Normal earners should prefer a long interest binding Behringen, August 23, 2013. Construction money is still historically cheap. This applies to all interest periods. Still cheaper, builders can sometimes finance their real estate with a variable rate mortgage loan. But the possible interest saving face increased risks in financing, warns the protection community for e.V end of construction finanzier”in Munich (www.finanzierungsschutz.de).

Normal earners should choose a maximum interest rate of home financing. In all common run-time segments (5, 10, 15 and 20 years) mortgage loan cost approximately 3 percentage points less than the long-term average (stand: early August 2013; more on the Internet at). At an interest rate of 15 years, for example the cost advantage for an investor with 250,000 euro summed up to home loan more than 100,000 euros. Who this money in addition to the ongoing repayment, in the repayment of the loan say invested, much more than the half of his home has relief in the subsequent follow-up financing”, Florian Haas, Chairman of the Schutzgemeinschaft calculates. The conclusion of a variable rate mortgage loan can be significantly cheaper. The reason: The interest rate of loans with longer codification is based on the capital market returns, especially to the overall interest of mortgage Pfandbriefe. Bar for variable interest rate home equity loans is the 3-month Euribor money market rate regularly.

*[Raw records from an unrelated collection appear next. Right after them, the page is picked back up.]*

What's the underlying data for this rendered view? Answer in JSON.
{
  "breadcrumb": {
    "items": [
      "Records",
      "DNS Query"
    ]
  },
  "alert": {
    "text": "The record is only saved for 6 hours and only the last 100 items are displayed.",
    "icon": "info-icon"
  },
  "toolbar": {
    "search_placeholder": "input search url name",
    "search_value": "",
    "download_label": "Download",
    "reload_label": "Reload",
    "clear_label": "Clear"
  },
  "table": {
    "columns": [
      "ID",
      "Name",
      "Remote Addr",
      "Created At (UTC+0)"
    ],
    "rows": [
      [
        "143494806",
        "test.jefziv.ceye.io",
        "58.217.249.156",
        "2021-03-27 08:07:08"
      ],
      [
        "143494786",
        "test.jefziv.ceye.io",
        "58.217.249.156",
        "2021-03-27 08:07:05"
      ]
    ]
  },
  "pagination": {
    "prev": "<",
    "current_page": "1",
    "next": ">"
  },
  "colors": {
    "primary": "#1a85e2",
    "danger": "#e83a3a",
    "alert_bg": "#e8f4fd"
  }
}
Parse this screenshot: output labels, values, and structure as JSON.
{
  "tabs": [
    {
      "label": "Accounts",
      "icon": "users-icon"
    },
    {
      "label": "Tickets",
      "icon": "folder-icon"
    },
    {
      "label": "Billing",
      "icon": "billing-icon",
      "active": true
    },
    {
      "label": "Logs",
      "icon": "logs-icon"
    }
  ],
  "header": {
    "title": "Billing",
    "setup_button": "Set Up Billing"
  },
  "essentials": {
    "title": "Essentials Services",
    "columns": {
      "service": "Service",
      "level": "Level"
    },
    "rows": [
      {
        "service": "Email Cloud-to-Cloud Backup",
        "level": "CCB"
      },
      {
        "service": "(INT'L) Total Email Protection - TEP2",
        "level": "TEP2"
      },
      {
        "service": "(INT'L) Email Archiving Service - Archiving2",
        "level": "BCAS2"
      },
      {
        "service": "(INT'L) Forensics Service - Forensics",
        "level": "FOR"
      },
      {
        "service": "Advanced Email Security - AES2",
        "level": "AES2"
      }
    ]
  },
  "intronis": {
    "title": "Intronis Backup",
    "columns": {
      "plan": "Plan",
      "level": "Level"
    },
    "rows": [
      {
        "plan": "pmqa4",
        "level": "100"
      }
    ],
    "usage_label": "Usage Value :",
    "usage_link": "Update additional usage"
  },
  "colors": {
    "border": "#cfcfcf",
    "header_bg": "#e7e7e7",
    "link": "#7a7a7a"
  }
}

Banks calculate this as soon as they borrow money with each other for three months to. Currently (early August 2013) the 3-month Euribor is around 0.23 percent, the yield on mortgage bonds with 10 years to maturity 2.10 percent almost. The difference of about 1.8 percentage points, builders close currently make a very good business with a variable mortgage loan. “This can work, but doesn’t”, Haas warns. Because how much interest banks and savings banks for a variable mortgage loan require, in the main the own profit targets, as well as the business policy of the institution depends.